The right of action by a parent or the estate of a parent against a child of the parent, or by a child or the estate of a child against a parent of the child, for wrongful death, personal injury, or property damage arising out of the operation of a motor vehicle, as defined in Title 11 of the Transportation Article, may not be restricted by the doctrine of parent-child immunity or by any insurance policy provisions, up to the limits of motor vehicle liability coverage or uninsured motor vehicle coverage.

(Emphasis added). The Buarque de Macedo family argued that the plain language of § 5-806(b) renders the umbrella policy’s household exclusion void with respect to the surviving child, because the umbrella policy included excess motor vehicle liability coverage. Additionally, in Maryland, a provision in an insurance policy is unenforceable if it conflicts with Maryland public policy. AIC argued that § 5-806(b), when read with relevant provisions in the Insurance Article, makes it clear that the General assembly intended for § 5-806(b) to be limited to the mandatory primary layer auto coverage.

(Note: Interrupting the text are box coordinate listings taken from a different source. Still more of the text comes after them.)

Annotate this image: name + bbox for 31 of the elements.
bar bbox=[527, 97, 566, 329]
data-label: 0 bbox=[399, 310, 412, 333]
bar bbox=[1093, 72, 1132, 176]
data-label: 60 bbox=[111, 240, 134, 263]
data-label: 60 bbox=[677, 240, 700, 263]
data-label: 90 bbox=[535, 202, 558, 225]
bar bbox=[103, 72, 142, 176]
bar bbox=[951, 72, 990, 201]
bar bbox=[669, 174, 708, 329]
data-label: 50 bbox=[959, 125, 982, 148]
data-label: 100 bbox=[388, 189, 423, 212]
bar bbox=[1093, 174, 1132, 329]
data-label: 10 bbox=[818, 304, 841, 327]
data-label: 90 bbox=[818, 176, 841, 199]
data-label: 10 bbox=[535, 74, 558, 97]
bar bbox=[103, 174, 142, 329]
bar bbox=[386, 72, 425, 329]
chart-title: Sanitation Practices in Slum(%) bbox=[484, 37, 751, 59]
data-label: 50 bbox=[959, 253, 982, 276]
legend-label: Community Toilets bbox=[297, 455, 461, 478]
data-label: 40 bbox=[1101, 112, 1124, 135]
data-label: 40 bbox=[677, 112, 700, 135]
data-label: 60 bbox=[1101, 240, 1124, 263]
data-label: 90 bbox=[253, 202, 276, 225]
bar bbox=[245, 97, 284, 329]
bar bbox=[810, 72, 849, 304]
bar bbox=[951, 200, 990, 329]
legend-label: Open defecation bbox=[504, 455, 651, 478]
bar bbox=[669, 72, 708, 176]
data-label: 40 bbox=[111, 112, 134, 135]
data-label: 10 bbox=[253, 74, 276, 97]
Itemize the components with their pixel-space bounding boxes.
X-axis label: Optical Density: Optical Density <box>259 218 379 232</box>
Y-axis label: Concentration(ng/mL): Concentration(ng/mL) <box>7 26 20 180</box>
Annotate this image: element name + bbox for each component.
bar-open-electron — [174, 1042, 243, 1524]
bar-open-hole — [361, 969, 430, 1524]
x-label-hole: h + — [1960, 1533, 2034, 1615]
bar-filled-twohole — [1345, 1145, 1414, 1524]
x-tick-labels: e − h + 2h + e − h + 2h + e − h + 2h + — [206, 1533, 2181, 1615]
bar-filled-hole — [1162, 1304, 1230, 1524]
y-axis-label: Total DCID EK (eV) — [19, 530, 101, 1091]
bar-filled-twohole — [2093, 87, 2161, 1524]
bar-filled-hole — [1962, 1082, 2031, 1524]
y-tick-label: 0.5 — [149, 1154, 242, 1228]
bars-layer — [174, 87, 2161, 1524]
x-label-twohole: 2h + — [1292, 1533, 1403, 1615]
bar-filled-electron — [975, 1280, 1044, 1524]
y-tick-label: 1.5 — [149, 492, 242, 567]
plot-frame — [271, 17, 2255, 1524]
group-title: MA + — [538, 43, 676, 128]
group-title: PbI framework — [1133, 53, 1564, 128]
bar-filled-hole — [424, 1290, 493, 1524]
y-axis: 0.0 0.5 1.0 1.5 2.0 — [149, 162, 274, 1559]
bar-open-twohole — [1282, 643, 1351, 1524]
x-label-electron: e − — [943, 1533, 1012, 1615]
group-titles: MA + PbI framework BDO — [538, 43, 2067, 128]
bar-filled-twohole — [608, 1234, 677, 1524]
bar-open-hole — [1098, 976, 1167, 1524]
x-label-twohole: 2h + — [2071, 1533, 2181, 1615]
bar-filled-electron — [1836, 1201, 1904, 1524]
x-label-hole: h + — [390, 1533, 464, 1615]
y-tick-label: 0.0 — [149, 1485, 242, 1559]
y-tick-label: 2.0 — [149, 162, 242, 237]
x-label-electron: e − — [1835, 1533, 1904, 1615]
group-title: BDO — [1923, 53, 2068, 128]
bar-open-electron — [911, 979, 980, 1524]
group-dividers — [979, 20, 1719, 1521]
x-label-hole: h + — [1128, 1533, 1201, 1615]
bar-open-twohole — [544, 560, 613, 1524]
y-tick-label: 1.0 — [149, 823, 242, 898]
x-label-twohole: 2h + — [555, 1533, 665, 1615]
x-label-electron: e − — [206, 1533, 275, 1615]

            The Supreme Court of Maryland held that § 5-806(b) cannot be read in a vacuum and must be read in conjunction with the relevant provisions in Title 19 of the Insurance Article. The Court found that§ 5-806(b) referenced motor vehicle liability coverage or uninsured motor vehicle coverage which strongly signaled to the Court the General Assembly’s intent for § 5-806(b) to apply only to the required primary liability coverage, and not to optional excess coverage provided by an umbrella policy. The Court noted that the only reference to an umbrella policy in Title 19 of the Insurance Article provides that an umbrella policy may include the uninsured motorist coverage outlined in that section. The Court also reaffirmed that an umbrella policy is not motor vehicle liability insurance within the meaning of the relevant provisions of Title 19 of the Insurance Article. Accordingly, the Court affirmed the judgment of the Appellate Court of Maryland.